Bloomberg has quantified this by looking at the last 90 days of earnings calls and other corporate events such as investor days, which reveals a trend: “Amazon comes up a lot. It was mentioned a staggering 635 times over that time frame, while President Trump came up just 162 times and wages were discussed 111… It’s become even more pronounced over the past 30 days, with Amazon garnering 165 mentions compared with 32 for Trump and 22 for wages.”

As Bloomberg adds, the trend holds over the past 12 months, which encompasses the period when Trump pulled off his surprise election victory. Yet, Amazon was mentioned 1,800 times on earnings calls over that span, compared with 1,000 for Trump and 406 for wages.

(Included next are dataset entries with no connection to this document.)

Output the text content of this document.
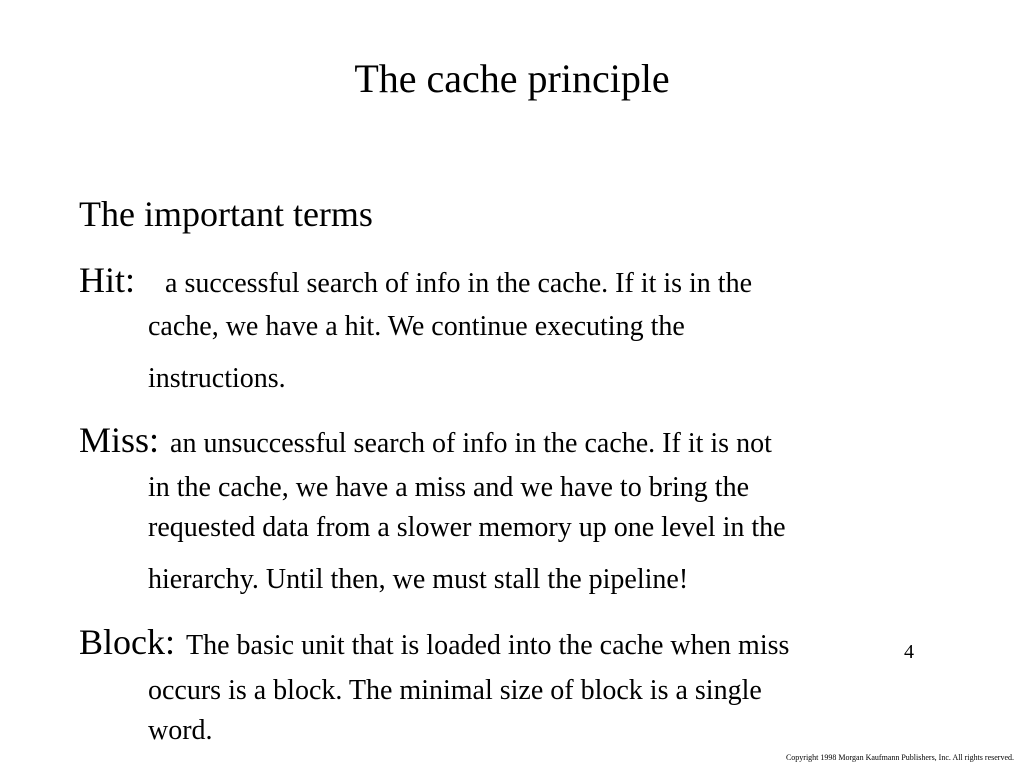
The cache principle
The important terms
Hit: a successful search of info in the cache. If it is in the
cache, we have a hit. We continue executing the
instructions.
Miss: an unsuccessful search of info in the cache. If it is not
in the cache, we have a miss and we have to bring the
requested data from a slower memory up one level in the
hierarchy. Until then, we must stall the pipeline!
Block: The basic unit that is loaded into the cache when miss
occurs is a block. The minimal size of block is a single
word.
4
Copyright 1998 Morgan Kaufmann Publishers, Inc. All rights reserved.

On the surface this would suggest that while Trump may be taking credit for the market’s upside, corporate America is terrified by Amazon (and not Washington politics, and certainly not Trump) as catalyzing the next move lower, if not for the market, then certainly for thousands of mostly-public US corporations.

Some more from Bloomberg: 

Amazon typically comes up in discussions about efforts to expand into new business lines in a shifting retail landscape. For instance, on the McDonald’s Corp. second-quarter earnings call this month, Chief Executive Officer Steve Easterbrook pointed to Amazon’s purchase of the upscale grocery chain Whole Foods Market Inc. as an example of how rapidly the food industry is being transformed. “It just demonstrates how disruptive the business world is and how quickly it moves,” he said.

So quickly, in fact, the the Washington Post itself – a newspaper owned by Amazon CEO Jeff Bezos – issued a front page article asking “Is Amazon Getting Too Big”, i.e. a monopoly. The answer, remarkable, is as close to yes as a WaPo editorial would be allowed to go:

If Amazon is so small and its growth so benign, she asks, then why does the prospect of Amazon’s entry into a market dramatically drive up its own stock price while driving down those of its rivals? Why, she asks, have so many large and successful bricks-and-mortar retailers been unable to make significant inroads into online retailing while so many small retailers feel they have no choice but to use Amazon’s platform to reach their customers?

 

Antitrust analysis generally assumes dominant firms often exercise their market power by raising prices, but what if Amazon exercises its market power, Khan asks, by squeezing the profit margins of its suppliers? What if its strategy is to keep prices low in markets it dominates to gain entry into new markets that will generate still more sales and profits?

 

How, she asks, can antitrust regulators analyze the structure of a market, and Amazon’s bargaining power in it, when so many of Amazon’s competitors are also its customers or suppliers? Why did Sears stock rise 19 percent on the day that it announced its Kenmore line of appliances would be sold through Amazon? Why do Walmart, Google, Oracle and UPS all consider Amazon their biggest threat?

And if Amazon is not a monopolist, Khan asks, why are financial markets pricing its stock as if it is going to be?

 

“Antitrust enforcers should be . . . concerned about the fact that Amazon increasingly controls the infrastructure of online commerce and the ways it is harnessing this dominance to expand and advantage its new business ventures,” Khan wrote in her law review article.

All good questions, and ones which we are confident, will be asked by Congress, the FTC and the administration in the not too distant future.